Metadata-Version: 2.4
Name: mseep-s3-mcp-server
Version: 0.1.1
Summary: A MCP server project
Home-page: 
Author: mseep
Author-email: mseep <support@skydeck.ai>
Maintainer-email: mseep <support@skydeck.ai>
Requires-Python: >=3.6
Description-Content-Type: text/markdown
License-File: LICENSE
Requires-Dist: aioboto3>=13.2.0
Requires-Dist: mcp>=1.0.0
Requires-Dist: python-dotenv>=1.0.1
Dynamic: author
Dynamic: license-file
Dynamic: requires-python

# Sample S3 Model Context Protocol Server

An MCP server implementation for retrieving  data such as PDF's from S3.

## Features
### Resources
Expose AWS S3 Data through **Resources**. (think of these sort of like GET endpoints; they are used to load information into the LLM's context). Currently only **PDF** documents supported and limited to **1000** objects.


### Tools
- **ListBuckets**
  - Returns a list of all buckets owned by the authenticated sender of the request
- **ListObjectsV2**
  - Returns some or all (up to 1,000) of the objects in a bucket with each request
- **GetObject**
  - Retrieves an object from Amazon S3. In the GetObject request, specify the full key name for the object. General purpose buckets - Both the virtual-hosted-style requests and the path-style requests are supported


## Configuration

### Setting up AWS Credentials
1. Obtain AWS access key ID, secret access key, and region from the AWS Management Console and configure credentials files using **Default** profile as shown [**here**](https://docs.aws.amazon.com/cli/v1/userguide/cli-configure-files.html)
2. Ensure these credentials have appropriate permission READ/WRITE  permissions for S3.

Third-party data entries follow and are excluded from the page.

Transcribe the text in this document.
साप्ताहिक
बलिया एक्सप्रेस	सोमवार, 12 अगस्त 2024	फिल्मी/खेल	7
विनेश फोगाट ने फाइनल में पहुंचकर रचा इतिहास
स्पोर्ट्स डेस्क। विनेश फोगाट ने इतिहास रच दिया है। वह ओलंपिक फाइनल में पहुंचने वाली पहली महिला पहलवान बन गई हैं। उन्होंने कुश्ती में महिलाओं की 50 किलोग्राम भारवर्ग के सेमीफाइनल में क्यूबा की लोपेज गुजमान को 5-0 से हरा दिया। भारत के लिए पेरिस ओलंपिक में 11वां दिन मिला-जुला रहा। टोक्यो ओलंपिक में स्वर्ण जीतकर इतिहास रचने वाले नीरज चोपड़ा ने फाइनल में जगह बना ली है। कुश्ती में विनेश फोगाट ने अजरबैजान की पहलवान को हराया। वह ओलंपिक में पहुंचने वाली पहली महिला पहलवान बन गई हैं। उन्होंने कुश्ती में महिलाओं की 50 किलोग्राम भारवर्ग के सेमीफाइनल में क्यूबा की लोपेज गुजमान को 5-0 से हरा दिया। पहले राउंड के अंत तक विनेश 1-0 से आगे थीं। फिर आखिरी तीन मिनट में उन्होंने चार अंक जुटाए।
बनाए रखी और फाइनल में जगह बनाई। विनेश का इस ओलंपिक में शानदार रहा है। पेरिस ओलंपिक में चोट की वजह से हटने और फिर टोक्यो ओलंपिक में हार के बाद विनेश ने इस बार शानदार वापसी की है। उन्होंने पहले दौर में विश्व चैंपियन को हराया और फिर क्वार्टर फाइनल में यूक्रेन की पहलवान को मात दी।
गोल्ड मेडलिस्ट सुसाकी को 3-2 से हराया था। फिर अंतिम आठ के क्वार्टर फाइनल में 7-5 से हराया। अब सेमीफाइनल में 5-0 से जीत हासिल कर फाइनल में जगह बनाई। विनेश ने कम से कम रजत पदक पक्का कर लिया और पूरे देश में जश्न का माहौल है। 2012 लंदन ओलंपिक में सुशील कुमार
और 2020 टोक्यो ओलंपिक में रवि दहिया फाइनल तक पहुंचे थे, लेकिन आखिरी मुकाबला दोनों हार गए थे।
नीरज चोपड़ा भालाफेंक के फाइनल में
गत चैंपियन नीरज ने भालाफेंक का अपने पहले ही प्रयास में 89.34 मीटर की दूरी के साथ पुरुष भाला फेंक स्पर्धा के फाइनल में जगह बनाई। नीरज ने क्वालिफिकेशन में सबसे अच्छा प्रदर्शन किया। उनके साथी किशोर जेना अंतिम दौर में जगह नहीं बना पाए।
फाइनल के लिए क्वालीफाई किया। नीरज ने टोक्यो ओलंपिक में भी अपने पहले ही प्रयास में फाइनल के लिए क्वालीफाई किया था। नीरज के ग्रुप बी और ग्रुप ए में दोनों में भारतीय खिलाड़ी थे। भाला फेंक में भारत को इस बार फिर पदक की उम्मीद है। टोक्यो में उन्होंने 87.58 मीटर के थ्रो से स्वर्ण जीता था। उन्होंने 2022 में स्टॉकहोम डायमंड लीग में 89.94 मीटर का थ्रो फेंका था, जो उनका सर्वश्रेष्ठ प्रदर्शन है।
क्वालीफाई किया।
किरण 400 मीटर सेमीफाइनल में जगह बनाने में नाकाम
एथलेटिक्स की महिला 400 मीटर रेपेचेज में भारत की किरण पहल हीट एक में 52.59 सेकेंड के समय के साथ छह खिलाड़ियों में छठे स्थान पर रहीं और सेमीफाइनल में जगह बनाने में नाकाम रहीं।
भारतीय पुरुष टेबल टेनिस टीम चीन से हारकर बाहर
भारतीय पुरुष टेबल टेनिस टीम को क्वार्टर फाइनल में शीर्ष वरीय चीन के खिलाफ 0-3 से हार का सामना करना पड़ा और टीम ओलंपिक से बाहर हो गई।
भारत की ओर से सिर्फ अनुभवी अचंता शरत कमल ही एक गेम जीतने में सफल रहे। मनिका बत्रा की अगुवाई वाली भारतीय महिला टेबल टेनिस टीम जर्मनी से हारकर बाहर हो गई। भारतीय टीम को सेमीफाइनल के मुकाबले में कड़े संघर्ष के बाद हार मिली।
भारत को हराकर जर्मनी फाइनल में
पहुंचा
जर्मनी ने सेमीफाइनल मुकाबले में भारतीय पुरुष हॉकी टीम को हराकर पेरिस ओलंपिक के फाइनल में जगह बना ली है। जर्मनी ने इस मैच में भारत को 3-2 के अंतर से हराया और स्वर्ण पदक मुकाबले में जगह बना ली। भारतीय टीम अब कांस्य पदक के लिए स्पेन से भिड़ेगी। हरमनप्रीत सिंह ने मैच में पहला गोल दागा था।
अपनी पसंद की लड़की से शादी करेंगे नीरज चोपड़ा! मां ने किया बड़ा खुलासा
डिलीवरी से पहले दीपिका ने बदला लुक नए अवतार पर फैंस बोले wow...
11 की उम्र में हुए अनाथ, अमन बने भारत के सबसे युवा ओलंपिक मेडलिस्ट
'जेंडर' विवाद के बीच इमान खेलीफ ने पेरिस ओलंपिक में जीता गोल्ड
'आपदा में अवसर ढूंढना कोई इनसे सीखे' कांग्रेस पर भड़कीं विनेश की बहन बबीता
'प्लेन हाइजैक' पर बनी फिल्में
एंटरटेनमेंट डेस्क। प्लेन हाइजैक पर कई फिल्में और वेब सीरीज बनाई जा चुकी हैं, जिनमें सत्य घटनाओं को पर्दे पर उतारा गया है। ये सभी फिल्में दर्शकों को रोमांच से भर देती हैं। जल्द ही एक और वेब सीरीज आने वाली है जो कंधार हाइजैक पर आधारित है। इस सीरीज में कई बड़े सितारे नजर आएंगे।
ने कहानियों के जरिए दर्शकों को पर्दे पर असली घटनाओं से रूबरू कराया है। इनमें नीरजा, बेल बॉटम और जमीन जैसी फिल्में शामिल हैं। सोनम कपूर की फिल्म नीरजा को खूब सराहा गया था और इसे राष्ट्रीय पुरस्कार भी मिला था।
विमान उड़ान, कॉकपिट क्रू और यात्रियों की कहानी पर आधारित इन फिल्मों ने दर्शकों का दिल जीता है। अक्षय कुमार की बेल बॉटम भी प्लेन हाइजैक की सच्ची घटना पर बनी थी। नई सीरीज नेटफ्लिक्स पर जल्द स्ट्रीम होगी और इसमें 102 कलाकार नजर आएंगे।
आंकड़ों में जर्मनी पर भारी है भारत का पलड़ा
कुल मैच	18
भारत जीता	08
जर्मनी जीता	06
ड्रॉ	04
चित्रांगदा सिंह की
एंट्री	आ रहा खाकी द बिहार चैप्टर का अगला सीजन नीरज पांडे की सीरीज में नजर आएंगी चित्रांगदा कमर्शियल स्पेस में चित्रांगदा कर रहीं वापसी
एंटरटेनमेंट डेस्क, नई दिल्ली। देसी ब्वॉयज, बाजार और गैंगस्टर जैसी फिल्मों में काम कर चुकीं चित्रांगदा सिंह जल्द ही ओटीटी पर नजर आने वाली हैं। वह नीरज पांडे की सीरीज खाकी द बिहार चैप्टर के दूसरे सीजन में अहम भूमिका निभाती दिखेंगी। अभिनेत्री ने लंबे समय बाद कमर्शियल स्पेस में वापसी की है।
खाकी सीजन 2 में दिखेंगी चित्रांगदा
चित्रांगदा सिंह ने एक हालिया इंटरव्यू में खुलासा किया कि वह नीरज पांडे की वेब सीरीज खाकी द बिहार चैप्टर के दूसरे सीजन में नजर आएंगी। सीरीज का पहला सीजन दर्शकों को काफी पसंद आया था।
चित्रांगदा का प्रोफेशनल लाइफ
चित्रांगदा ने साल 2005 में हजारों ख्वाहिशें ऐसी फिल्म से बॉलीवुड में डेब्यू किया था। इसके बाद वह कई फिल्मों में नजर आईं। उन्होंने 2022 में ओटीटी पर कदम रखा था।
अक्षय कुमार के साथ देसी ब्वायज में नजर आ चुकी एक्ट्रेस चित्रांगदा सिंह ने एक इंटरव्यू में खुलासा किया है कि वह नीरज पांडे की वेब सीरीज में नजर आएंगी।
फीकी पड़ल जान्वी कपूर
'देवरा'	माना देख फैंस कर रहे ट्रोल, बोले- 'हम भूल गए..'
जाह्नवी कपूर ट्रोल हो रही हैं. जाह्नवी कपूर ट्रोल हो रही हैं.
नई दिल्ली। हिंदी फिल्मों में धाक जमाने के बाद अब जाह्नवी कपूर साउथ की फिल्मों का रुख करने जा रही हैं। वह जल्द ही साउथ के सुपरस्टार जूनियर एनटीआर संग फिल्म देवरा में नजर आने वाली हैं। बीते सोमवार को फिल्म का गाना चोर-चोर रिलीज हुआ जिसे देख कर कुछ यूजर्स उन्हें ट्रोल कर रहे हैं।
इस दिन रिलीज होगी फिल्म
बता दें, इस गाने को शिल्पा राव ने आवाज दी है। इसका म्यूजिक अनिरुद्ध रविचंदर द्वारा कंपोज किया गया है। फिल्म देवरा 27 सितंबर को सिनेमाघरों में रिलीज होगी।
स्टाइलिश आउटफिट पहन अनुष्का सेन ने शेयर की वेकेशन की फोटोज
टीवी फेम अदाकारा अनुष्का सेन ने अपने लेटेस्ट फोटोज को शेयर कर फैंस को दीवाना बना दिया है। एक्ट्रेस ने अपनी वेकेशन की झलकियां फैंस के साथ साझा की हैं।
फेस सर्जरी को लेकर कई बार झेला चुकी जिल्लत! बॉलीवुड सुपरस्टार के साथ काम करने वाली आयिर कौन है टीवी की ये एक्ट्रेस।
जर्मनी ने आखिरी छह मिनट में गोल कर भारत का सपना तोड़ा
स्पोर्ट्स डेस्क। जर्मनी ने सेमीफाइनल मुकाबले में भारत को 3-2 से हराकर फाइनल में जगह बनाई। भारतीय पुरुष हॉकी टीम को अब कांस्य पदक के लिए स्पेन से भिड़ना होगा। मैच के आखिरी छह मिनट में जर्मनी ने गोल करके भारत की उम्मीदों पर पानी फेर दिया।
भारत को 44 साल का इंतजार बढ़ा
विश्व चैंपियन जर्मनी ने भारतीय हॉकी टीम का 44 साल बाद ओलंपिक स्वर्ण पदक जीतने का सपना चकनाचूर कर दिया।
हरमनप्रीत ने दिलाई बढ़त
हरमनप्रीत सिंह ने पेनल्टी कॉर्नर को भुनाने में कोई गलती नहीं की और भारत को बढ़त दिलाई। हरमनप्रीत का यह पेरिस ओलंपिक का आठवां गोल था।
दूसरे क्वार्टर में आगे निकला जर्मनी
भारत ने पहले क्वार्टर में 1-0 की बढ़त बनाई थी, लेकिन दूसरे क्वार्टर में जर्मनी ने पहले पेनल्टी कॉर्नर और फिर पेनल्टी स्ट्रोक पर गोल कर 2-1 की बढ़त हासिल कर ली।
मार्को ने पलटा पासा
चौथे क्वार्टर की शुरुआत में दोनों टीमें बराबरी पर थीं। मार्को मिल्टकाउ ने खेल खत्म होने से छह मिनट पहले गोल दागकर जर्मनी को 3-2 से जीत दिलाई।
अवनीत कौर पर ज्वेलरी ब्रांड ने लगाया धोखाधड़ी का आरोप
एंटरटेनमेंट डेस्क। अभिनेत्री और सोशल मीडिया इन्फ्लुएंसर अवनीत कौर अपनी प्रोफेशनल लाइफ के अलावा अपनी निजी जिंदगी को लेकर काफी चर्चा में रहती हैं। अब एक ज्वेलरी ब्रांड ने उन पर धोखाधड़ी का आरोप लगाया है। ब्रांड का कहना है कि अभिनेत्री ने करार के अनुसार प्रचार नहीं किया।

### Usage with Claude Desktop

#### Claude Desktop

On MacOS: `~/Library/Application\ Support/Claude/claude_desktop_config.json`
On Windows: `%APPDATA%/Claude/claude_desktop_config.json`

<details>
  <summary>Development/Unpublished Servers Configuration</summary>

```json
{
  "mcpServers": {
    "s3-mcp-server": {
      "command": "uv",
      "args": [
        "--directory",
        "/Users/user/generative_ai/model_context_protocol/s3-mcp-server",
        "run",
        "s3-mcp-server"
      ]
    }
  }
}
```

</details>

<details>
  <summary>Published Servers Configuration</summary>

```json
{
  "mcpServers": {
    "s3-mcp-server": {
      "command": "uvx",
      "args": [
        "s3-mcp-server"
      ]
    }
  }
}
  ```
</details>

## Development

### Building and Publishing

To prepare the package for distribution:

1. Sync dependencies and update lockfile:
```bash
uv sync
```

2. Build package distributions:
```bash
uv build
```

This will create source and wheel distributions in the `dist/` directory.

3. Publish to PyPI:
```bash
uv publish
```

Note: You'll need to set PyPI credentials via environment variables or command flags:
- Token: `--token` or `UV_PUBLISH_TOKEN`
- Or username/password: `--username`/`UV_PUBLISH_USERNAME` and `--password`/`UV_PUBLISH_PASSWORD`

### Debugging

Since MCP servers run over stdio, debugging can be challenging. For the best debugging
experience, we strongly recommend using the [MCP Inspector](https://github.com/modelcontextprotocol/inspector).


You can launch the MCP Inspector via [`npm`](https://docs.npmjs.com/downloading-and-installing-node-js-and-npm) with this command:

```bash
npx @modelcontextprotocol/inspector uv --directory /Users/user/generative_ai/model_context_protocol/s3-mcp-server run s3-mcp-server
```


Upon launching, the Inspector will display a URL that you can access in your browser to begin debugging.


## Security

See [CONTRIBUTING](CONTRIBUTING.md#security-issue-notifications) for more information.

## License

This library is licensed under the MIT-0 License. See the LICENSE file.